If you want to look at the values of the principal components, the pca
function in the Statistics and Machine Learning Toolbox is used to calculate the principal components of a data set.
[pc, zscores, pcvars] = pca(yeastvalues);
The first output, pc
, is a matrix of the principal components of the yeastvalues
data. The first column of the matrix is the first principal component, the second column is the second principal component, and so on. The second output, zscores
, consists of the principal component scores, i.e., a representation of yeastvalues in the principal component space. The third output, pcvars
, contains the principal component variances, which give a measure of how much of the variance of the data is accounted for by each of the principal components.
It is clear that the first principal component accounts for a majority of the variance in the model. You can compute the exact percentage of the variance accounted for by each component as shown below.
pcvars./sum(pcvars) * 100
ans = 79.8316 9.5858 4.0781 2.6486 2.1723 0.9747 0.7089
This means that almost 90% of the variance is accounted for by the first two principal components. You can use the cumsum
command to see the cumulative sum of the variances.
cumsum(pcvars./sum(pcvars) * 100)
ans = 79.8316 89.4174 93.4955 96.1441 98.3164 99.2911 100.0000
If you want to have more control over the plotting of the principal components, you can use the scatter
function.
figure scatter(zscores(:,1),zscores(:,2)); xlabel('First Principal Component'); ylabel('Second Principal Component'); title('Principal Component Scatter Plot');
An alternative way to create a scatter plot is with the function gscatter
from the Statistics and Machine Learning Toolbox. gscatter
creates a grouped scatter plot where points from each group have a different color or marker. You can use clusterdata
, or any other clustering function, to group the points.

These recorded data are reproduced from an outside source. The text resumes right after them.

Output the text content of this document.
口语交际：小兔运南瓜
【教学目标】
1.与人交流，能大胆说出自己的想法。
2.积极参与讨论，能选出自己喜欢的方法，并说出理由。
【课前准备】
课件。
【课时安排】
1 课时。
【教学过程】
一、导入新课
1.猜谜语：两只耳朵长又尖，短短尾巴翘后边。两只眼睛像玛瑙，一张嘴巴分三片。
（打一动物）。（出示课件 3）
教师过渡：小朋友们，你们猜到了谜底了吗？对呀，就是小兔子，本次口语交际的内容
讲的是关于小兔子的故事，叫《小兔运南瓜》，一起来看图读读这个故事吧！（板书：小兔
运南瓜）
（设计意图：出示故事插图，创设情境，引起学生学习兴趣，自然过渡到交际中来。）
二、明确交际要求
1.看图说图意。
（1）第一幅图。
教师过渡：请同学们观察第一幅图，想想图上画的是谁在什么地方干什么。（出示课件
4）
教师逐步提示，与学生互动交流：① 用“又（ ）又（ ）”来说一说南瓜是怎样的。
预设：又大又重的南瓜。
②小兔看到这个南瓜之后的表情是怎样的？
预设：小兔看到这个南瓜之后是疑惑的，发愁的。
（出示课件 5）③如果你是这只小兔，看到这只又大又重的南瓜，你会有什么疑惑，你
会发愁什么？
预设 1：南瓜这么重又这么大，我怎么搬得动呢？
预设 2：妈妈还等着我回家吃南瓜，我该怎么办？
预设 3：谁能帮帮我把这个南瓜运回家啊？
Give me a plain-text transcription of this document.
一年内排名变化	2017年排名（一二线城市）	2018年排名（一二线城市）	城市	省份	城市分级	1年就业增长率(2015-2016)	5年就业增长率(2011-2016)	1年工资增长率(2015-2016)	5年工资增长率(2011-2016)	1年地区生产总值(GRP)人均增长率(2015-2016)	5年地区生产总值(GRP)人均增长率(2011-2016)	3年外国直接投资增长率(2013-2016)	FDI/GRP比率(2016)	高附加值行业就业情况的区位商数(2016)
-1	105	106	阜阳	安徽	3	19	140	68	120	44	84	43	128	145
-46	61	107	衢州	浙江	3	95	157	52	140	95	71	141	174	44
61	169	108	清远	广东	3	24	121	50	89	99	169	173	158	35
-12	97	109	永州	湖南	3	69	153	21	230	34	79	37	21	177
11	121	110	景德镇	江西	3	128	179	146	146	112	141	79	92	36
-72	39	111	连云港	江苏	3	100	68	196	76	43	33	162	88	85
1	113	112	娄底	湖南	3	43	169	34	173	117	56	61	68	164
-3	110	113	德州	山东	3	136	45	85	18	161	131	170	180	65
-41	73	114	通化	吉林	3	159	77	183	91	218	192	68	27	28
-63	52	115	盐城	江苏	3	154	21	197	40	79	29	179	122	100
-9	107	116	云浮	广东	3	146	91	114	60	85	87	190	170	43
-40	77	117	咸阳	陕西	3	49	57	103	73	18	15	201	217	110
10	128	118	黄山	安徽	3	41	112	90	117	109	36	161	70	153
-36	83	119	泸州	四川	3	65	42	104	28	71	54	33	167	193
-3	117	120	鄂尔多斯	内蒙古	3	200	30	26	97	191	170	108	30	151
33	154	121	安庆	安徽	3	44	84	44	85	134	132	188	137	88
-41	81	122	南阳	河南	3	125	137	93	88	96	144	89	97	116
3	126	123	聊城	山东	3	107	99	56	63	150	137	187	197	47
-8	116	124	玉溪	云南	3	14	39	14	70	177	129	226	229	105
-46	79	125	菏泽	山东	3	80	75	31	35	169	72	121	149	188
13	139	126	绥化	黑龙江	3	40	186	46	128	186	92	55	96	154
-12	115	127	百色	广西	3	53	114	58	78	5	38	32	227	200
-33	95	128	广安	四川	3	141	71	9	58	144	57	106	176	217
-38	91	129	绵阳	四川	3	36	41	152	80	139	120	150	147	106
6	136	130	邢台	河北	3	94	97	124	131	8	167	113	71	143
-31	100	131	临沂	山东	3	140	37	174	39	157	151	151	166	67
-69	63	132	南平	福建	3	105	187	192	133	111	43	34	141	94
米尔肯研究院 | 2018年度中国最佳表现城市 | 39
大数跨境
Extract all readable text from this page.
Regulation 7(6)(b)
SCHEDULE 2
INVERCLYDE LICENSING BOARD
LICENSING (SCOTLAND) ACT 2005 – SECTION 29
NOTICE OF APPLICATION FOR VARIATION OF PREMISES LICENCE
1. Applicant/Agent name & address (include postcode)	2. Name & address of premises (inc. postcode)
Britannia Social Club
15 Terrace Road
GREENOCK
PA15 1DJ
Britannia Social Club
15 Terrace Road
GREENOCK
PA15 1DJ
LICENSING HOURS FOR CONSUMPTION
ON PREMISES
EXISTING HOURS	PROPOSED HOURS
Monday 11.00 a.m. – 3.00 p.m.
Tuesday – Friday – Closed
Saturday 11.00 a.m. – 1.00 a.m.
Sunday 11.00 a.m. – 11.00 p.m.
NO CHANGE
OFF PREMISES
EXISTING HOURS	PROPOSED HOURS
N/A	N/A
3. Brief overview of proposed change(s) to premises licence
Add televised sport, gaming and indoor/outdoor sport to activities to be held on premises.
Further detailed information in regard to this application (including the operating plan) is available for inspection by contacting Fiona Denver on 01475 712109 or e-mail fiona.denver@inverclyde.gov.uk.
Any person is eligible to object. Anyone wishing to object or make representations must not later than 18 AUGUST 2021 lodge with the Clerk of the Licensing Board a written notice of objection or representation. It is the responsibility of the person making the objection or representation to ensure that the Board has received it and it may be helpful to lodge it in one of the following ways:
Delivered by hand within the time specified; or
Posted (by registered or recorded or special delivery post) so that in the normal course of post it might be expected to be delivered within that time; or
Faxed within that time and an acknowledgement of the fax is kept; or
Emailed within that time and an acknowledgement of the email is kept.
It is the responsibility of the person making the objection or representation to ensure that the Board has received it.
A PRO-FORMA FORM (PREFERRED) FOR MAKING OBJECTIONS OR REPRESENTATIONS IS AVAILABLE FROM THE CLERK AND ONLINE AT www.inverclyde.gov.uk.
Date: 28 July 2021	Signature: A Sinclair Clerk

figure pcclusters = clusterdata(zscores(:,1:2),'maxclust',8,'linkage','av'); gscatter(zscores(:,1),zscores(:,2),pcclusters,hsv(8)) xlabel('First Principal Component'); ylabel('Second Principal Component'); title('Principal Component Scatter Plot with Colored Clusters');
Self-Organizing Maps
If you have the Deep Learning Toolbox™, you can use a self-organizing map (SOM) to cluster the data.
% Check to see if the Deep Learning Toolbox is installed if ~exist(which('selforgmap'),'file') disp('The Self-Organizing Maps section of this example requires the Deep Learning Toolbox.') return end
The selforgmap
function creates a new SOM network object. This example will generate a SOM using the first two principal components.
P = zscores(:,1:2)'; net = selforgmap([4 4]);
Train the network using the default parameters.
net = train(net,P);
Use plotsom
to display the network over a scatter plot of the data. Note that the SOM algorithm uses random starting points so the results will vary from run to run.
figure plot(P(1,:),P(2,:),'.g','markersize',20) hold on plotsom(net.iw{1,1},net.layers{1}.distances) hold off
You can assign clusters using the SOM by finding the nearest node to each point in the data set.
distances = dist(P',net.IW{1}'); [d,cndx] = min(distances,[],2); % cndx contains the cluster index figure gscatter(P(1,:),P(2,:),cndx,hsv(numel(unique(cndx)))); legend off; hold on plotsom(net.iw{1,1},net.layers{1}.distances); hold off
Close all figures.
close('all');
delete(cgObj);
delete(h);
References
[1] DeRisi, J.L., Iyer, V.R. and Brown, P.O., "Exploring the metabolic and genetic control of gene expression on a genomic scale", Science, 278(5338):680-6, 1997.